Perhaps still unsurpassed here is William Empson's chapter on “They that have power to hurt” in Some Versions of Pastoral .
Although Benjamin speaks of civil and not international law, we might still think here of the sorry history of US treaties with American Indian tribes, their worthlessness on paper and flagrant disregard for the validity and currency of other kinds of promises and other ways of remembering them.
I am paraphrasing Crary's account in 24/7, 25–27.

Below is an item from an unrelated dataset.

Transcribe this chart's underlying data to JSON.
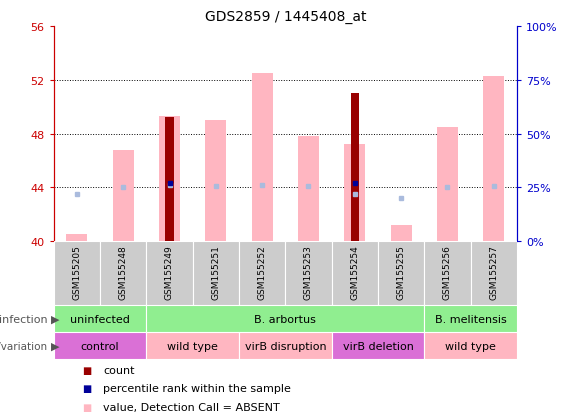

The ZAD of Notre Dame des Landes was the site of a projected airport, plans for which were definitively canceled early in 2018. In the meantime, opponents of the airport began living there, forming a number of experimental farming collectives. The topic deserves a fuller discussion than the one I can give it here, but pertinent to Benjamin's essay would be the noninterest on the part of many of the Zadistes in state recognition or legalization: while normalization might provide protection from the kind of state violence on display in April of last year when many farms were bulldozed by police, the law's inability to recognize the communal and experimental nature of these projects also constitutes a violence of its own.